Said Chan: “Sometimes it’s difficult to make everyone happy but I do agree that the overwhelming feedback has been really positive.”
The same holds true for other medical practices that Blue Cross & Blue Shield of Rhode Island has certified as LGBTQ+ “Safe Zones” after meeting requirements that include “staff training specific to the care of LGBTQ patients, protection for patients and staff from discrimination based on gender identity or expression, gender neutral bathrooms, inclusive forms and procedures, and a public commitment to connecting with and serving the LGBTQ community,” according to the insurer.

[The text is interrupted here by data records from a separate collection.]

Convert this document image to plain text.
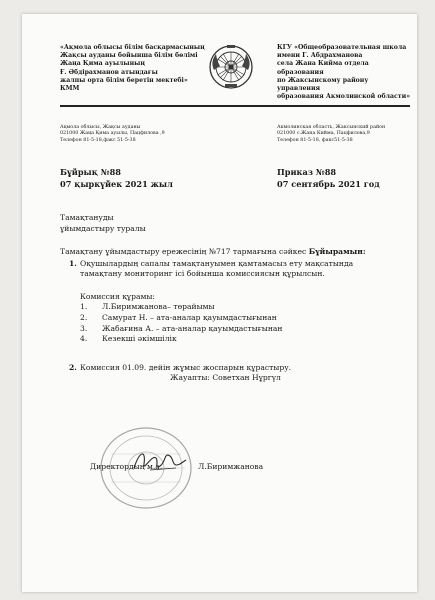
«Ақмола облысы білім басқармасының
Жақсы ауданы бойынша білім бөлімі
Жаңа Қима ауылының
Ғ. Әбдірахманов атындағы
жалпы орта білім беретін мектебі»
КММ
КГУ «Общеобразовательная школа
имени Г. Абдрахманова
села Жана Кийма отдела образования
по Жаксынскому району управления
образования Акмолинской области»
Ақмола облысы, Жақсы ауданы
021000 Жаңа Қима ауылы, Пацфилова ,9
Телефон 81-5-18,факс 51-5-38
Акмолинская область, Жаксынский район
021000 с.Жана Кийма, Пацфилова,9
Телефон 81-5-18, факс51-5-38
Бұйрық №88
07 қыркүйек 2021 жыл
Приказ №88
07 сентябрь 2021 год
Тамақтануды
ұйымдастыру туралы
Тамақтану ұйымдастыру ережесінің №717 тармағына сәйкес Бұйырамын:
1. Оқушылардың сапалы тамақтануымен қамтамасыз ету мақсатында
тамақтану мониторинг ісі бойынша комиссиясын құрылсын.
Комиссия құрамы:
1. Л.Биримжанова– төрайымы
2. Самурат Н. – ата-аналар қауымдастығынан
3. Жабағина А. – ата-аналар қауымдастығынан
4. Кезекші әкімшілік
2. Комиссия 01.09. дейін жұмыс жоспарын құрастыру.
Жауапты: Советхан Нұргүл
Директордың м.а.	Л.Биримжанова
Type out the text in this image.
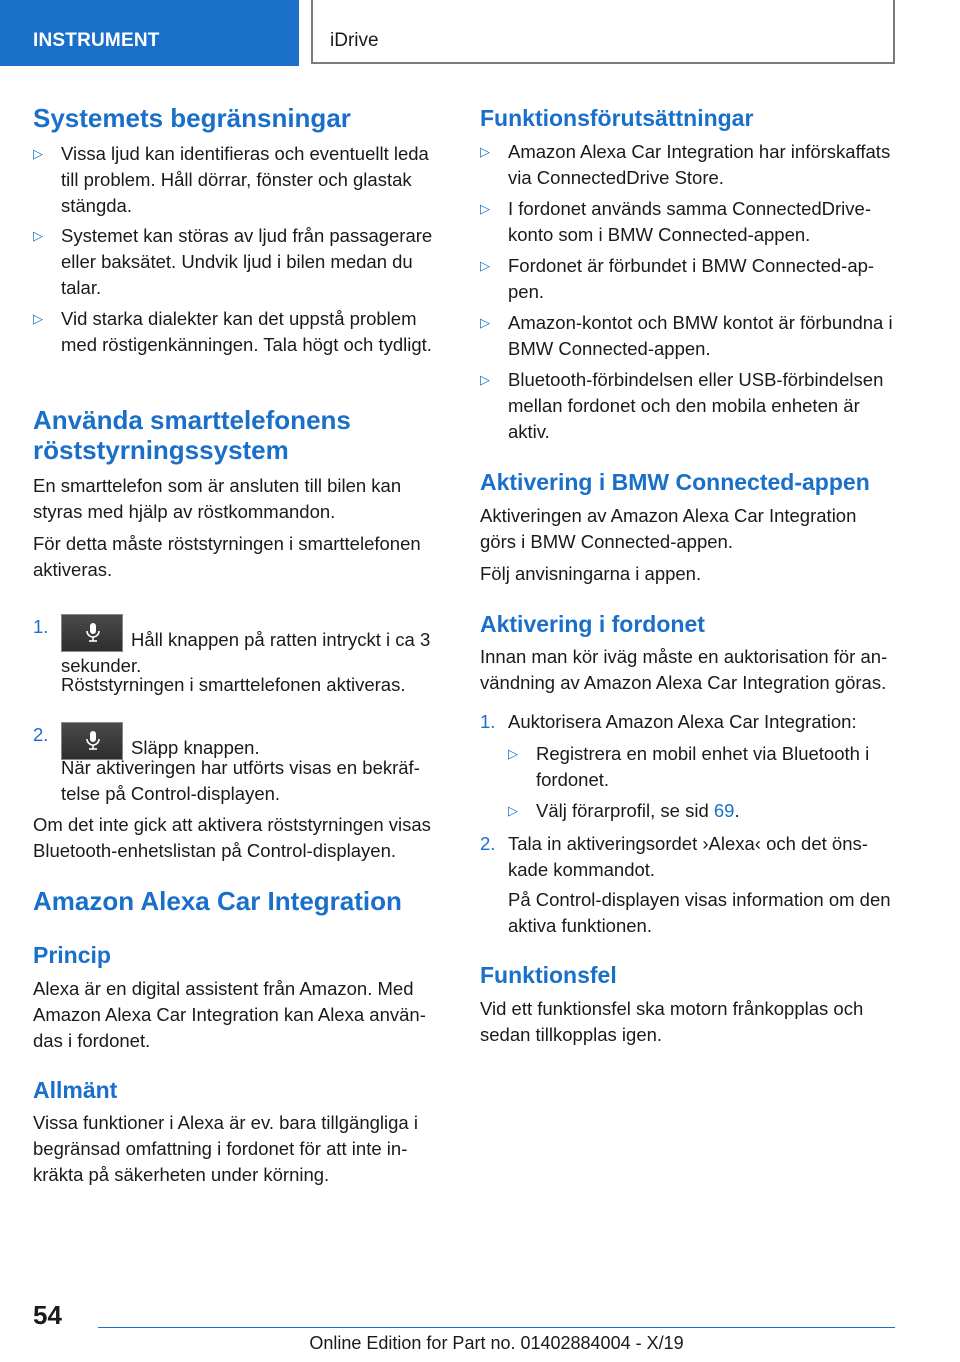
INSTRUMENT	iDrive
Systemets begränsningar
▷ Vissa ljud kan identifieras och eventuellt leda till problem. Håll dörrar, fönster och glastak stängda.
▷ Systemet kan störas av ljud från passagerare eller baksätet. Undvik ljud i bilen medan du talar.
▷ Vid starka dialekter kan det uppstå problem med röstigenkänningen. Tala högt och tydligt.
Använda smarttelefonens
röststyrningssystem

En smarttelefon som är ansluten till bilen kan styras med hjälp av röstkommandon.

För detta måste röststyrningen i smarttelefonen aktiveras.

1.
Håll knappen på ratten intryckt i ca 3 sekunder.

Röststyrningen i smarttelefonen aktiveras.

2.
Släpp knappen.

När aktiveringen har utförts visas en bekräftelse på Control-displayen.

Om det inte gick att aktivera röststyrningen visas Bluetooth-enhetslistan på Control-displayen.

Amazon Alexa Car Integration
Princip

Alexa är en digital assistent från Amazon. Med Amazon Alexa Car Integration kan Alexa användas i fordonet.

Allmänt

Vissa funktioner i Alexa är ev. bara tillgängliga i begränsad omfattning i fordonet för att inte inkräkta på säkerheten under körning.

Funktionsförutsättningar
▷ Amazon Alexa Car Integration har införskaffats via ConnectedDrive Store.
▷ I fordonet används samma ConnectedDrive-konto som i BMW Connected-appen.
▷ Fordonet är förbundet i BMW Connected-appen.
▷ Amazon-kontot och BMW kontot är förbundna i BMW Connected-appen.
▷ Bluetooth-förbindelsen eller USB-förbindelsen mellan fordonet och den mobila enheten är aktiv.
Aktivering i BMW Connected-appen

Aktiveringen av Amazon Alexa Car Integration görs i BMW Connected-appen.

Följ anvisningarna i appen.

Aktivering i fordonet

Innan man kör iväg måste en auktorisation för användning av Amazon Alexa Car Integration göras.

1. Auktorisera Amazon Alexa Car Integration:
▷ Registrera en mobil enhet via Bluetooth i fordonet.
▷ Välj förarprofil, se sid 69.
2. Tala in aktiveringsordet ›Alexa‹ och det önskade kommandot.

På Control-displayen visas information om den aktiva funktionen.

Funktionsfel

Vid ett funktionsfel ska motorn frånkopplas och sedan tillkopplas igen.

54
Online Edition for Part no. 01402884004 - X/19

In closing his interview, Ray Sirico described the gratitude he hears for Open Door, saying: “We’re very fortunate that Drs. Nunn and Chan opened up that facility for our community. They are here helping us to maintain our wellness and to make sure that we’re getting our regular visits with a physician and make sure we’re taking care of ourselves.”
That, he said, is important for all but “especially within the trans community and the BIPOC community,” two groups that are often severely marginalized.
“I have a lot of friends that are gay,” Sirico said. “I have a nephew who is trans. I have a cousin that is trans. And there are always issues with finding a new healthcare provider and going to a new doctor because you don’t know what to expect. You don’t know how you’re going to be received and if they’re going to treat you the way you want to be treated, both mentally and physically.”
At Open Door you do know, he concluded, which is why he chose it for his healthcare.